A causa dei 200mila tagli di posti degli ultimi anni, inoltre, il loro reclutamento è diventato sempre più complicato: i docenti precari sono stati tagliati del 25%, mentre quelli di ruolo sono scesi del 6%. Così il tempo di attesa che porta alla stabilizzazione si è allungato. Tanto è vero che oggi le nostre docenti con meno di 30 anni sono appena lo 0,5%: in
Germania sono il 3,6%, in
Austria e Islanda il 6%, in Spagna il 6,8%.

Ma anche in “uscita” il percorso delle donne insegnanti si fa sempre più difficile: quest’anno le norme per accedere all’assegno pensionistico hanno portato le lavoratrici del pubblico a lasciare il servizio a 63 anni e 9 mesi. Nel 2018 per entrambi i sessi serviranno quasi 67 anni: per comprendere l’enormità del numero, basta dire che 20 fa, prima della riforma Amato, le insegnanti potevano lasciare anche a 55 anni. Esemplare è la triste vicenda dei ‘Quota 96’, che a due anni e mezzo di distanza dall’introduzione della riforma Monti-Fornero ancora non trova luce.

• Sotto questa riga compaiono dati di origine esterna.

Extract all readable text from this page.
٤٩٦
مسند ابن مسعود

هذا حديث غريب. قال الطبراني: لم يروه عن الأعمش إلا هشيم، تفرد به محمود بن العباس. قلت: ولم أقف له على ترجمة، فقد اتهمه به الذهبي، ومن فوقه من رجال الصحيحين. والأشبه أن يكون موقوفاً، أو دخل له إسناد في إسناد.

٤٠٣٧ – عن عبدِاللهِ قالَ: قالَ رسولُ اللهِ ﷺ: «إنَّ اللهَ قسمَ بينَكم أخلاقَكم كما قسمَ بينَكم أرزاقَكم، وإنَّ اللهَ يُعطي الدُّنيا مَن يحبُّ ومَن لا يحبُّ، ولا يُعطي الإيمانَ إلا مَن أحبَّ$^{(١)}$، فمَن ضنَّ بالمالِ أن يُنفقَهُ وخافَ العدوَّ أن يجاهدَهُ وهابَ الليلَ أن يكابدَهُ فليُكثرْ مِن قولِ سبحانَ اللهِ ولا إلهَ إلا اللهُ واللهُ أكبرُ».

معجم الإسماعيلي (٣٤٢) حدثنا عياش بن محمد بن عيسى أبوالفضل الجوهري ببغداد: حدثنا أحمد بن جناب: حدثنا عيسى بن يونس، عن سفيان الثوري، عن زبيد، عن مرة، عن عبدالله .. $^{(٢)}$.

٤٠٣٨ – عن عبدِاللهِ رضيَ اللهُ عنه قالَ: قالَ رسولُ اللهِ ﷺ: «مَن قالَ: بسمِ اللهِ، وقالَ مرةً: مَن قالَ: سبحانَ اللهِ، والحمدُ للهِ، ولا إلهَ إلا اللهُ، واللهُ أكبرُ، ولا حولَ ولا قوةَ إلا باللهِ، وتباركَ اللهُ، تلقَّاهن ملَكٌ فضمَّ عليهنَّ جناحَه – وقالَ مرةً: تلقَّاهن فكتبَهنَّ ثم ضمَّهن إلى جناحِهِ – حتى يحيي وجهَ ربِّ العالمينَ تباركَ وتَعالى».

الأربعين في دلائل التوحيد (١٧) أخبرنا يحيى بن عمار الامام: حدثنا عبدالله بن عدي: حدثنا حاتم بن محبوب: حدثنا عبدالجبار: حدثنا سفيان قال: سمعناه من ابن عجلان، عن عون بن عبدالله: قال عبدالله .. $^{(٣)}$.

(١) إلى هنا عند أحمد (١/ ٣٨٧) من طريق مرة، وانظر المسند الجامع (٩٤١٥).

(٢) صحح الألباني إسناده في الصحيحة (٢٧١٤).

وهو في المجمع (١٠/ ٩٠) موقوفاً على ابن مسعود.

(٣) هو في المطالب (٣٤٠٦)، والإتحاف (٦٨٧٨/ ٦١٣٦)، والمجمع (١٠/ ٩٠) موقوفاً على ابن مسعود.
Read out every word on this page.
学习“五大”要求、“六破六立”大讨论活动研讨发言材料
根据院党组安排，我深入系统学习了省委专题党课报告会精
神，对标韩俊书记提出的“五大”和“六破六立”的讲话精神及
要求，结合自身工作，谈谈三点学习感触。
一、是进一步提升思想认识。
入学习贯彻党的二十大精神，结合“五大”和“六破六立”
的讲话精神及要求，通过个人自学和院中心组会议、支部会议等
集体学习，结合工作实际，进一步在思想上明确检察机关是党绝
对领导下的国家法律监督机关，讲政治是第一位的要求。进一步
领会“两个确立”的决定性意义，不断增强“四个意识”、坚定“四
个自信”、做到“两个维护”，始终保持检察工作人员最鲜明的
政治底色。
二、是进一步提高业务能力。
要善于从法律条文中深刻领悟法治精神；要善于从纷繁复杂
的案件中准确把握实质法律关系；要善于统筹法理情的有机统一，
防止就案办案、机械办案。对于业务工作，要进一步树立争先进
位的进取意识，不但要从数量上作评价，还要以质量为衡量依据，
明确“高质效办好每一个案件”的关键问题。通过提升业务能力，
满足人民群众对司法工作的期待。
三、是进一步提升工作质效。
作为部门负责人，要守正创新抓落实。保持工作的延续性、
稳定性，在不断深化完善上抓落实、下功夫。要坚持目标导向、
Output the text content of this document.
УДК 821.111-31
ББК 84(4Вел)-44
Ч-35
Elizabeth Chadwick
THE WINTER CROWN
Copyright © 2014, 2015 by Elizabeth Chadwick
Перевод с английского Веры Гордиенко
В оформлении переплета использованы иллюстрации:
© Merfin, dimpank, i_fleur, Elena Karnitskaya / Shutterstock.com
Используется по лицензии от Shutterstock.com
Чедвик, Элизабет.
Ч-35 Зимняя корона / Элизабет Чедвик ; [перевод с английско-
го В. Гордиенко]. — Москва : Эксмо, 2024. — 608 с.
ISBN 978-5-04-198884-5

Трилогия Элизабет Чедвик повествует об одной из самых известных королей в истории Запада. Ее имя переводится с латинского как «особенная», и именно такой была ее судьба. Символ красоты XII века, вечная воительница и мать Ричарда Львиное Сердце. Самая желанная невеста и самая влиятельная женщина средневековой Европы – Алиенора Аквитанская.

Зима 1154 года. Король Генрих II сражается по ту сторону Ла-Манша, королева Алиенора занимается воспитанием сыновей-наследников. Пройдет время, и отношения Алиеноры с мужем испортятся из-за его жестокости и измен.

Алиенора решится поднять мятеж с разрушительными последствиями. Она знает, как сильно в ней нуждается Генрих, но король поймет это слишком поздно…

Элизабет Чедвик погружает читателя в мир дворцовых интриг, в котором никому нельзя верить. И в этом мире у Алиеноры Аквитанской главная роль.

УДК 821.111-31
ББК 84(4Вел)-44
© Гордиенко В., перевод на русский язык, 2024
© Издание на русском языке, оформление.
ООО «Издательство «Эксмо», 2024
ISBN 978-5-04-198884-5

Anche le proiezioni sono davvero pessime: tra 15 anni, nel 2030, si potrà accedere alla pensione di vecchiaia solo oltre i 68 anni; mentre per accedere all’assegno di quiescenza anticipato bisognerà aver versato attorno ai 44 anni di contributi. E già oggi i pochi fortunati che possono lasciare prima, si vedono quasi sempre decurtare l’assegno pensionistico di cifre non indifferenti, in media del 25%. Come se non bastasse, “per più di quattro pensionati su dieci l’assegno non arriva neppure a mille euro al mese”, oltre la metà (il 52%) sono donne, e “il potere d’acquisto delle pensioni è in caduta libera: in 15 anni è diminuito del 33%”.

Inoltre l’‘opzione donna’, reintrodotta dal Governo negli ultimi mesi, si è rivelata una beffa: la possibilità, prevista dalla legge 243 del 2004, per le lavoratrici con almeno 35 anni di contributi e 57 anni d’età di andare in pensione, ha avuto un prezzo davvero salato da pagare, fino al 39% di perdita dell’assegno pensionistico.

“Tutto ciò avviene – spiega Marcello Pacifico, presidente Anief e segretario organizzativo Confedir – malgrado sia stato scientificamente provato che chi opera nella scuola svolge uno dei lavori più stressanti e a rischio burnout: è il mestiere che impegna di più in relazioni umane e nello sviluppo della persona. Ma paradossalmente è anche quello che è stato più sacrificato nell’altare dei tagli nella pubblica amministrazione. E poco conta che a pagare il prezzo di questo errore sono anche gli alunni, che si ritrovano una fetta sempre più grande di docenti demotivati e stanchi”.

In Italia, la correlazione tra stress da insegnamento e patologie è stata confermata dallo studio decennale ‘Getsemani’ Burnout e patologia psichiatrica negli insegnanti, da cui è emerso che la categoria degli insegnanti è quella che di più conduce verso patologie psichiatriche e inabilità al lavoro: dallo studio è emerso che ad essere stressati per il lavoro logorante sono, a vario titolo, il 73 per cento dei docenti. Quasi l’82% sono donne.